Non, elle est frappée au coeur. Il y a comme un adieu dans ses longs silences, dans ses sourires pâles... Ce sera une lente agonie.

GRIVET

Vous n'êtes guère consolant, mon cher. On devrait l'égayer, cette bonne Thérèse. au lieu de la promener dans des idées funèbres.

MADAME RAQUIN

Hélas ! Mon ami, Laurent dit vrai, la blessure est au coeur. Et elle ne veut pas être consolée. Chaque fois que j'essaie de lui faire entendre raison, elle est prise d'impatience, de colère même. Elle se réfugie dans sa douleur comme un animal blessé.

LAURENT

Il faut nous résigner.

MADAME RAQUIN

Ce sera le dernier coup... Je n'ai plus qu'elle, je comptais sur elle pour me fermer les yeux. Si elle s'en allait, je resterais seule au fond de cette boutique, je mourrais dans un coin... Ah ! Tenez ! Je suis bien malheureuse, je ne sais quel vent de malheur est entré chez nous.

Elle pleure.

GRIVET, timidement

Alors, on ne joue plus ?

MICHAUD

Attendez donc, fichtre !...

Il se lève.

Voyons, je veux chercher un remède. À l'âge de Thérèse. Que diable ! On n'est pas inconsolable... A-t-elle beaucoup pleuré, après l'affreuse catastrophe de Saint-Ouen ?

MADAME RAQUIN

Non, elle pleure très difficilement... Elle avait une douleur sourde, un accablement d'esprit et de corps, comme lorsqu'on a beaucoup marché. Elle semblait étourdie... Elle était devenue très peureuse.

LAURENT, tressaillant

Très peureuse !

MADAME RAQUIN

Oui... Une nuit, je l'entendis pousser des cris étouffés, j'accourus... Elle ne me reconnaissait pas, elle balbutiait...

LAURENT

Quelque cauchemar... Et elle parlait ? que disait-elle ?

MADAME RAQUIN

Je n'ai pu comprendre. Elle appelait Camille... Le soir, elle n'ose plus monter ici sans lumière. Le matin, elle est toute lasse, elle se traîne, elle a des gestes fatigués, des regards vides qui me navrent... Je sais bien qu'elle s'en va, qu'elle veut rejoindre mon autre pauvre enfant.

MICHAUD

Eh bien ! Chère dame, ma petite enquête est faite, je vous dirai tout net ce que je pense... Mais d'abord, qu'on nous laisse.

LAURENT

Vous voulez rester seul avec Madame_Raquin ?

MICHAUD

Oui.

GRIVET, se levant

Bien, nous vous laissons...

Revenant.

Vous savez que vous m'en devez deux, Monsieur_Michaud... Vous m'appellerez. Je suis à vos ordres.

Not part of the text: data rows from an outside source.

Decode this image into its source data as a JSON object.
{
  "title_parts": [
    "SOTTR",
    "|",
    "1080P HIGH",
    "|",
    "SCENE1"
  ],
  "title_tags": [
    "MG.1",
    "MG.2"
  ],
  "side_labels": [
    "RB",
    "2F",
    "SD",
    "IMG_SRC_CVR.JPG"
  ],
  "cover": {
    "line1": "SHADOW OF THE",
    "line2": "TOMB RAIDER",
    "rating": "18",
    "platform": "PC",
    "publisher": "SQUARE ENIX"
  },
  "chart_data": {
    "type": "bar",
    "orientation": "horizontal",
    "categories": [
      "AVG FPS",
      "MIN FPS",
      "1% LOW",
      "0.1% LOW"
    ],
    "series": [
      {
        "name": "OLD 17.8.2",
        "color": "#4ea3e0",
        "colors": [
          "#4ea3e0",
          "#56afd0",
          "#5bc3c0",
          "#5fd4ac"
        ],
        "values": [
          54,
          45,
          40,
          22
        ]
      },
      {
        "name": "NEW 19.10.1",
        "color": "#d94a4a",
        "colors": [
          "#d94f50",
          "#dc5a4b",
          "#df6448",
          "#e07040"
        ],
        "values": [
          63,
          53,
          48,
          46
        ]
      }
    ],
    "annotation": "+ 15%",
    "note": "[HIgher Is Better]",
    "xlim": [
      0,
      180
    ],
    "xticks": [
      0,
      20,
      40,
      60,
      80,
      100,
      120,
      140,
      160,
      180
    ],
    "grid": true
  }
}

Laurent et Grivet sortent par la porte du fond.

SCÈNE IV. Michaud, Madame Raquin.

MICHAUD

Allons, ma vieille amie... Je suis un peu brutal...

MADAME RAQUIN

Que me conseillez-vous ?... Si nous pouvions la sauver !

MICHAUD, baissant la voix

Il faut marier Thérèse.

MADAME RAQUIN

La marier !... Ah ! vous êtes cruel !... Je croirais perdre mon pauvre Camille une seconde fois.

MICHAUD

Dame ! Je ne fais pas du sentiment, moi !... Je suis un médecin, si vous voulez.

MADAME RAQUIN

Non, c'est impossible... Vous voyez ses larmes. Elle repousserait une pareille pensée avec indignation. Mon fils n'est pas oublié ; vous me feriez douter de votre délicatesse, Michaud... Thérèse ne peut se marier avec Camille dans le coeur. Ce serait une profanation.

MICHAUD

Si vous dites de grands mots !... Une femme qui a peur, le soir, de monter toute seule dans sa chambre, a besoin d'un mari, que diable !

MADAME RAQUIN

Et cet étranger que nous introduirions dans notre intérieur ! Toute ma vieillesse en serait troublée. Nous pourrions faire un mauvais choix, déranger le peu de paix qui nous reste... Non, non, qu'on me laisse mourir avec mon deuil autour de moi.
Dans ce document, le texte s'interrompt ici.